Kansas Governor Mark Parkinson Vetoes Pro-Life Bill to Stop Late-Term Abortions
by Steven Ertelt
April 15, 2010
Topeka, KS (LifeNews.com) — Like his predecessor before him, Kansas Governor Mark Parkinson has vetoed a bill that would help the state of Kansas stop late-term abortions. The legislation holds late-term abortion practitioners accountable by making them report to the state health department a precise diagnosis used to justify late-term abortions.
Previously, late-term abortion practitioners like George Tiller have been able to merely cite the law when doing abortions on unborn children later in pregnancy rather than providing medical reasons that supposedly justify the abortion.
In a statement accompanying his veto, Parkinson, a Democrat, said the current law strikes a reasonable balance on a very difficult issue.
I support the current law and believe that an annual legislative battle over the issue is not in the publics best interest, he said.
Operation Rescue president Troy Newman chastised Parkinson for his decision.
"This bill would have helped law enforcement agencies determine if late-term abortions done after viability are being done in compliance with the law. That sounds like a no-brainer, but in Kansas, governmental cover-up for abortion abuses is a way of life," he told LifeNews.com.
Kansas law currently bans post-viability abortions unless the continuation of the pregnancy would present a "substantial and irreversible impairment of a major bodily function" of the pregnant woman.

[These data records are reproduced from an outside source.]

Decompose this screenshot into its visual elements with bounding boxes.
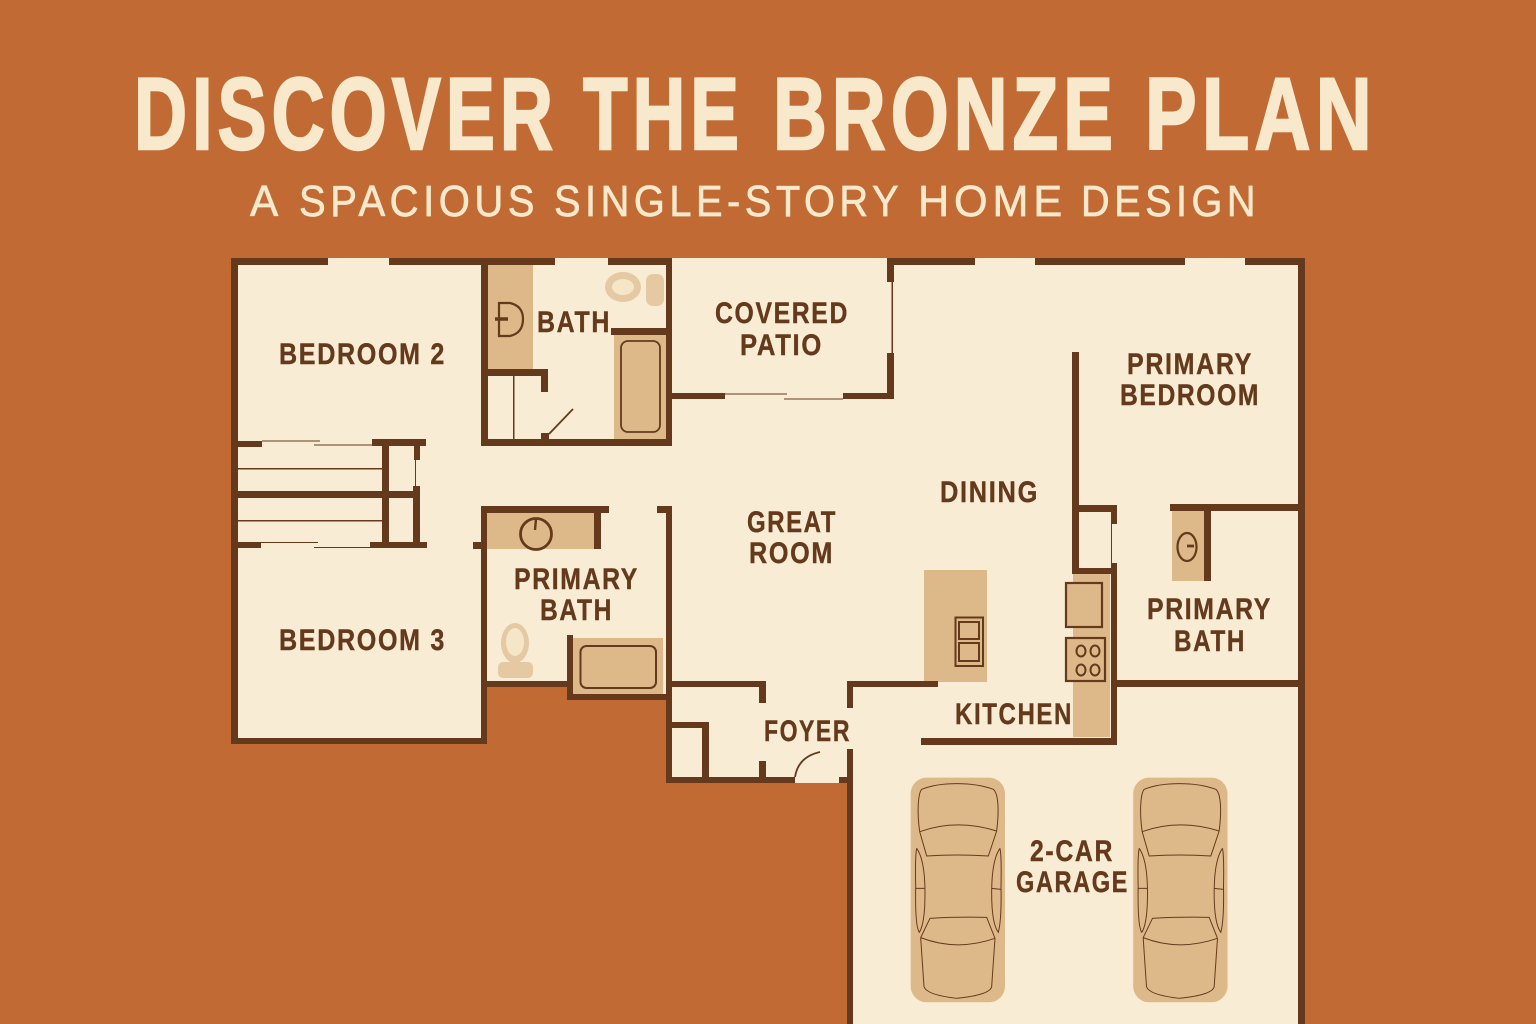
- windows: [328, 258, 1245, 263]
- label: 2-car garage: 2-CAR: [1030, 835, 1114, 868]
- label: primary bath right: PRIMARY: [1147, 593, 1272, 626]
- subtitle: A: [250, 177, 283, 226]
- icon: foyer door arc: [795, 752, 820, 777]
- label: primary bath left: [514, 563, 639, 627]
- icon: primary suite sink: [1178, 533, 1196, 561]
- icon: bath tub: [621, 341, 660, 432]
- label: primary bedroom: BEDROOM: [1120, 379, 1260, 412]
- icon: island double sink: [956, 618, 983, 666]
- label: dining: DINING: [940, 476, 1039, 509]
- label: primary bath right: [1147, 593, 1272, 658]
- label: foyer: FOYER: [764, 715, 851, 748]
- label: primary bath left: PRIMARY: [514, 563, 639, 596]
- label: primary bath right: BATH: [1174, 625, 1246, 658]
- icon: primary bath tub: [580, 646, 656, 688]
- label: bedroom 2: BEDROOM 2: [279, 338, 446, 371]
- walls: [231, 258, 1305, 1024]
- label: great room: ROOM: [749, 537, 834, 570]
- label: bath: BATH: [537, 306, 611, 339]
- icon: bath toilet: [605, 272, 664, 306]
- icon: stove: [1066, 638, 1105, 681]
- label: kitchen: KITCHEN: [955, 698, 1073, 731]
- icon: closet door swing: [549, 409, 573, 434]
- label: bedroom 3: BEDROOM 3: [279, 624, 446, 657]
- subtitle: [250, 177, 1260, 226]
- icon: primary bath sink: [520, 518, 552, 550]
- title: THE: [583, 57, 744, 171]
- subtitle: SPACIOUS: [299, 177, 539, 226]
- label: primary bedroom: PRIMARY: [1127, 348, 1253, 381]
- label: primary bedroom: [1120, 348, 1260, 412]
- label: great room: [747, 506, 837, 570]
- subtitle: SINGLE-STORY: [554, 177, 903, 226]
- icon: kitchen sink: [1066, 583, 1102, 627]
- label: 2-car garage: [1016, 835, 1129, 899]
- floor plan: [231, 258, 1305, 1024]
- label: covered patio: [715, 297, 849, 362]
- title: [134, 57, 1377, 171]
- fixture fills: vanities, tubs and counters: [487, 265, 1204, 737]
- icon: left car: [911, 778, 1005, 1002]
- room labels: [279, 297, 1272, 899]
- label: covered patio: COVERED: [715, 297, 849, 330]
- title: DISCOVER: [134, 57, 558, 171]
- title: PLAN: [1145, 57, 1377, 171]
- subtitle: HOME: [918, 177, 1067, 226]
- label: covered patio: PATIO: [740, 329, 823, 362]
- icon: bath sink: [495, 303, 523, 336]
- icon: primary bath toilet: [498, 623, 533, 678]
- title: BRONZE: [773, 57, 1118, 171]
- subtitle: DESIGN: [1081, 177, 1260, 226]
- label: 2-car garage: GARAGE: [1016, 866, 1129, 899]
- label: primary bath left: BATH: [540, 594, 613, 627]
- label: great room: GREAT: [747, 506, 837, 539]
- floor area: [232, 258, 1305, 1024]
- icon: right car: [1133, 778, 1227, 1002]
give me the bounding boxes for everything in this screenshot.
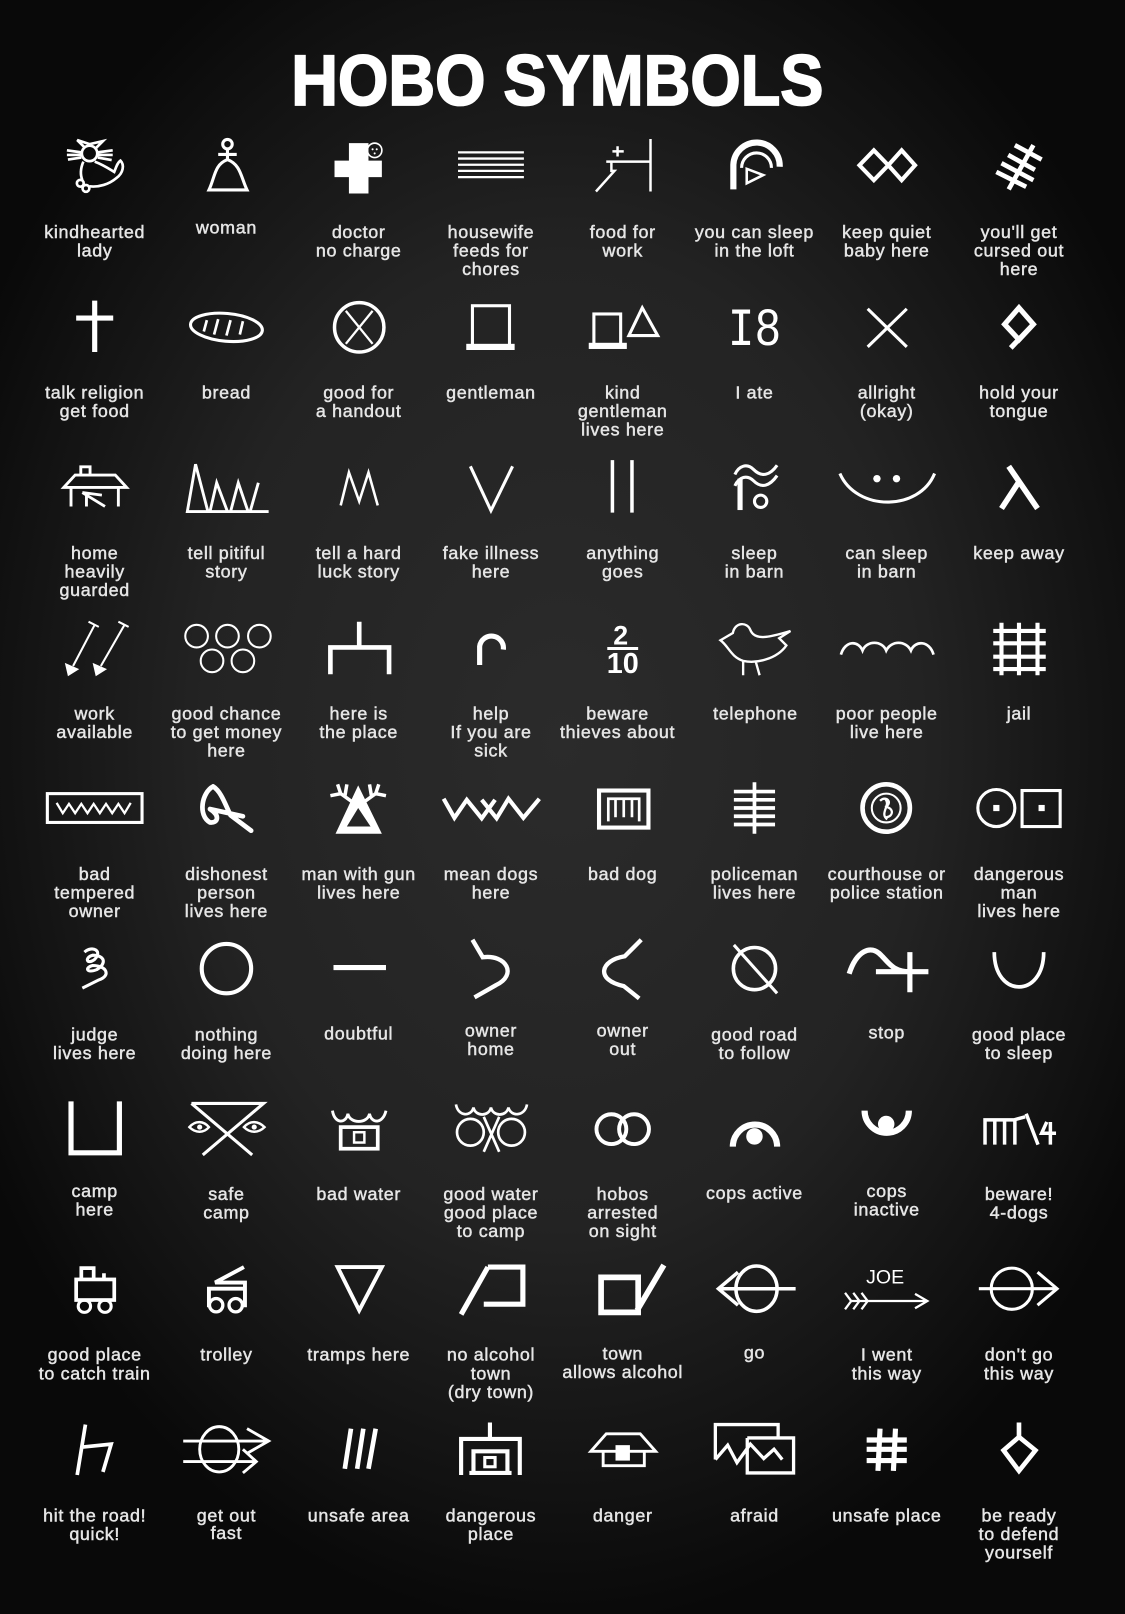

Since 2000, that law has been interpreted to include "mental health" as long as the mental health risk was "substantial and irreversible."
However, Newman complains that abortion practitioners "have only reported that post-viability abortions are done for nebulous "mental health" reasons. There has never been a recorded late-term abortion in Kansas history done to save the life or physical health of a mother."
A noted psychiatrist, Dr. Paul McHugh, who examined numerous late-term abortion files obtained during an investigation conducted by the Kansas Attorney General’s office, noted that not one of the files he examined met the legal requirement that mental health impairments be "substantial and irreversible."
McHugh determined that most late-term abortions were being done because women felt they could not attend a prom, concert or sporting event, or for other "trivial" social reasons, and not for any legitimate psychiatric diagnosis.
"The only motive possible for denying law enforcement access to the actual mental health diagnosis is to protect abortionists who are operating outside the law. Parkinson’s veto is virtually inviting illegal late-term abortions to continue in Kansas," Newman said. "With the new laws banning late-term abortions in Nebraska, and with LeRoy Carhart looking for a new location for his now illegal late-term abortion practice, this veto could cause Kansas to reassume the title as the Late-term Abortion Capital."
The bill, HB 2115, would also have allowed for families of women to sue abortion practitioners if they believed the abortion was done illegally.
It would have also codified the requirement that the second consenting physician needed for approval of late-term abortions be licensed in Kansas.
Kansans for Life was also urging Parkinson to sign HB 2115 or allow it to go into law without his signature.
"Our 1998 law was supposed to keep post-viable abortions banned (except for very dire circumstances) but it hasn’t been enforced," Kansans for Life said in an email to LifeNews.com before the veto. "Instead, according to official Kansas abortion stats, there have been 3,000 since then."
H.B. 2115 requires that state agencies honor the original legislative intent and mandate that abortionists give real, medical reasons for doing a post-viable abortion. It also gives women and their families standing to sue if they believe the woman received an illegal abortion.
KFL says getting the governor to sign the law is especially important as Nebraska-based abortion practitioner LeRoy Carhart determines what to do with his late-term abortion business that is facing new limits from the Nebraska legislature.
"Carhart of Nebraska (who still retains a Kansas medical license) said recently that a new law passed in Nebraska may cause him to move his late-term abortion clinic to another state, and Kansas is one he is considering," KFL says. "He formerly worked for George Tiller and is responsible for many of those 3,000 post-viable abortions mentioned above."
"He enjoyed the fact that while Kansas required reasons be given for post-viable abortions, that Kansas didn’t enforce that requirement the way it was intended by the legislature," KFL adds. "H.B. 2115 does. It mandates a medical reason be listed for post-viable abortions on state abortion report forms. The fact that something that simple could keep Kansas off Carhart’s relocation list shows just how illegal most, if not all, of those 3,000 post-viable abortions likely were."
The House approved HB 2215 83-36, one vote shy of a veto proof majority and the Senate approved the measure hours before the House on a 24-15 margin.
Mary Kay Culp, executive director of Kansans for Life, said her gorup would be working with legislators to attempt to override the veto.
This is the fifth year in a row the legislature has sent a similar bill to the governor’s desk attempting to stop late-term abortions and ensuring any done in the state follow current laws limiting them. Governor Kathleen Sebelius vetoed previous versions.
The current version of the bill also allows women to sue an abortion practitioner if they believe the late-term abortion was done for illegal reasons.